EngenderHealth is explicit that expanding access to comprehensive abortion care, which includes expanding access to induced abortion, is part of their work in Tanzania, as well as a number of other countries including Benin, Burkina Faso, Côte d’Ivoire, India, Niger, Senegal and Togo.

The UK Minister for Development and Africa, Andrew Mitchell, said “UK funding announced today will help reduce maternal deaths in Tanzania, creating a safer environment for women and their children”.

Polling shows that there is little public support for taxpayers’ money being spent in this manner, with 65% of the British population opposed to this money being used to fund abortions overseas.

Equally, only three MPs and the Minister (who has to be present) took part in a debate in support of increased funding for overseas abortion last year, indicating that this issue is not a priority among MPs.

Funding for abortion overseas

Funding for overseas abortions has been a continued theme of the UK Government in recent years. Last year, the Foreign, Commonwealth & Development Office (FCDO) launched an initiative “to tackle gender inequality around the world” with the use of over £200 million of taxpayers’ money for programmes that provide abortions and fund ‘pro-choice’ campaigns in Africa.

The Women and Girls Strategy will provide up to £200 million of taxpayer money to be spent on the Women’s Integrated Sexual Health programme. The programme is implemented by international abortion providers MSI Reproductive Choices (previously Marie Stopes International) and International Planned Parenthood Federation (IPPF).

A Government paper called ‘International Women and Girls Strategy 2023–2030‘ accompanying the launch of the initiative explains that one of its goals is to “prioritise the often-neglected issue of safe abortion”.

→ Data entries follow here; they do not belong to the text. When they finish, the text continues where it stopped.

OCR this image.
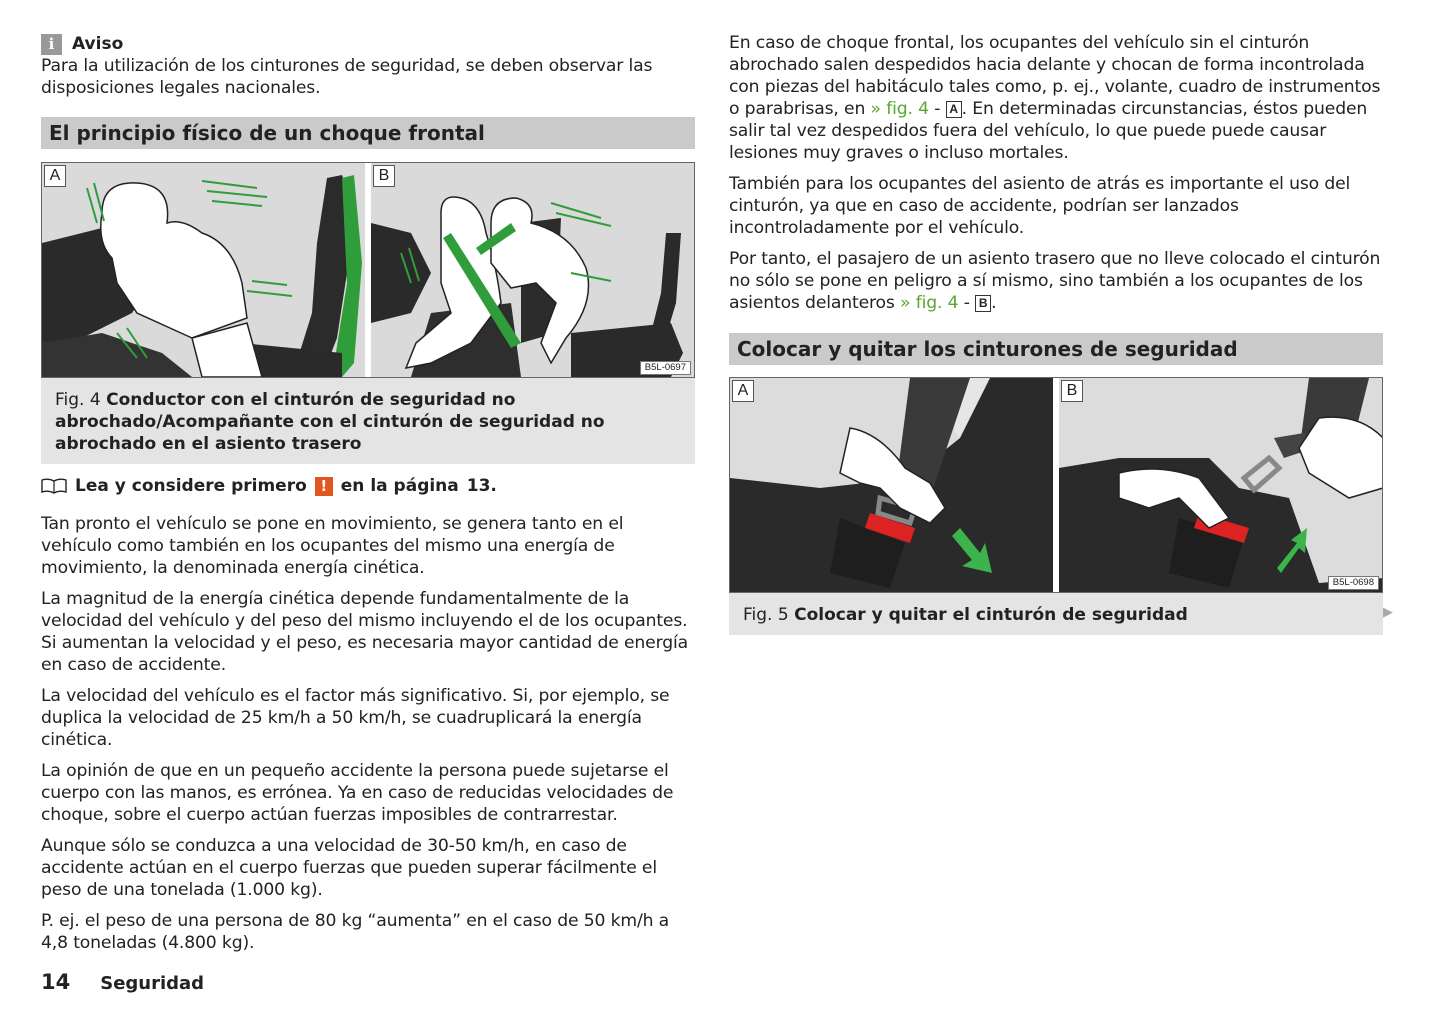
i	Aviso

Para la utilización de los cinturones de seguridad, se deben observar las disposiciones legales nacionales.

El principio físico de un choque frontal
A	B
B5L-0697
Fig. 4 Conductor con el cinturón de seguridad no abrochado/Acompañante con el cinturón de seguridad no abrochado en el asiento trasero
Lea y considere primero ! en la página 13.

Tan pronto el vehículo se pone en movimiento, se genera tanto en el vehículo como también en los ocupantes del mismo una energía de movimiento, la denominada energía cinética.

La magnitud de la energía cinética depende fundamentalmente de la velocidad del vehículo y del peso del mismo incluyendo el de los ocupantes. Si aumentan la velocidad y el peso, es necesaria mayor cantidad de energía en caso de accidente.

La velocidad del vehículo es el factor más significativo. Si, por ejemplo, se duplica la velocidad de 25 km/h a 50 km/h, se cuadruplicará la energía cinética.

La opinión de que en un pequeño accidente la persona puede sujetarse el cuerpo con las manos, es errónea. Ya en caso de reducidas velocidades de choque, sobre el cuerpo actúan fuerzas imposibles de contrarrestar.

Aunque sólo se conduzca a una velocidad de 30-50 km/h, en caso de accidente actúan en el cuerpo fuerzas que pueden superar fácilmente el peso de una tonelada (1.000 kg).

P. ej. el peso de una persona de 80 kg “aumenta” en el caso de 50 km/h a 4,8 toneladas (4.800 kg).

En caso de choque frontal, los ocupantes del vehículo sin el cinturón abrochado salen despedidos hacia delante y chocan de forma incontrolada con piezas del habitáculo tales como, p. ej., volante, cuadro de instrumentos o parabrisas, en » fig. 4 - A . En determinadas circunstancias, éstos pueden salir tal vez despedidos fuera del vehículo, lo que puede puede causar lesiones muy graves o incluso mortales.

También para los ocupantes del asiento de atrás es importante el uso del cinturón, ya que en caso de accidente, podrían ser lanzados incontroladamente por el vehículo.

Por tanto, el pasajero de un asiento trasero que no lleve colocado el cinturón no sólo se pone en peligro a sí mismo, sino también a los ocupantes de los asientos delanteros » fig. 4 - B .

Colocar y quitar los cinturones de seguridad
A	B
B5L-0698
Fig. 5 Colocar y quitar el cinturón de seguridad	▶
14 Seguridad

In 2019 the Secretary of State for International Development, Alok Sharma MP, announced to the UN that the Department for International Development (DFID) would be providing an additional £600 million of taxpayer money for “family planning”, which included funding abortions.

This pledge was the UK Government’s largest ever stand-alone spend of taxpayer money in this area and comes on top of the £1.1 billion already pledged over a five-year period beginning in 2017.

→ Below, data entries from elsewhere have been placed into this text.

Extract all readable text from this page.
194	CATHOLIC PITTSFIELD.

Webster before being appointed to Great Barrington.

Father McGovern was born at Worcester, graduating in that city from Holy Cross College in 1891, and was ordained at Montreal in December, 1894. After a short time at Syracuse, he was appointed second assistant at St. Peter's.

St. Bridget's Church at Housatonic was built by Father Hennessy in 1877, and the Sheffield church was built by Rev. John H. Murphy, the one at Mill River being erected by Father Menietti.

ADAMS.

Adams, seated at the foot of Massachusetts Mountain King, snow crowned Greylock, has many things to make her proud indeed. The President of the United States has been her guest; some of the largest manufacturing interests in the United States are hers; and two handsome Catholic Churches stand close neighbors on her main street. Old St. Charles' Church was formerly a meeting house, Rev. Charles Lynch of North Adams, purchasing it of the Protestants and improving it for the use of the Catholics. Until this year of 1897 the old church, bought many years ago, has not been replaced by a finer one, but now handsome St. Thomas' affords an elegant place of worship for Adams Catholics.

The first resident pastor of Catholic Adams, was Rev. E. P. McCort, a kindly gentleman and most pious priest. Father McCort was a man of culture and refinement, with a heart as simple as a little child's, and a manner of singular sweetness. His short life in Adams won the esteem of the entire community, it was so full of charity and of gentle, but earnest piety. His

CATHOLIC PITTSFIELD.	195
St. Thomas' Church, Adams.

Spokesperson for Right To Life UK, Catherine Robinson, said “Without a hint of irony, the Minister for Development and Africa says this money, some of which will go to organisations actively seeking to expand access to abortion in the country, will create a ‘safer environment for women and their children’”.

“Rather than providing genuine aid to those countries that need it, whether clean water or food, the UK Government seems intent on funding organisations that promote abortion in countries like Tanzania. As others have pointed out, this is a form of neo-colonialism, which cannot end soon enough”.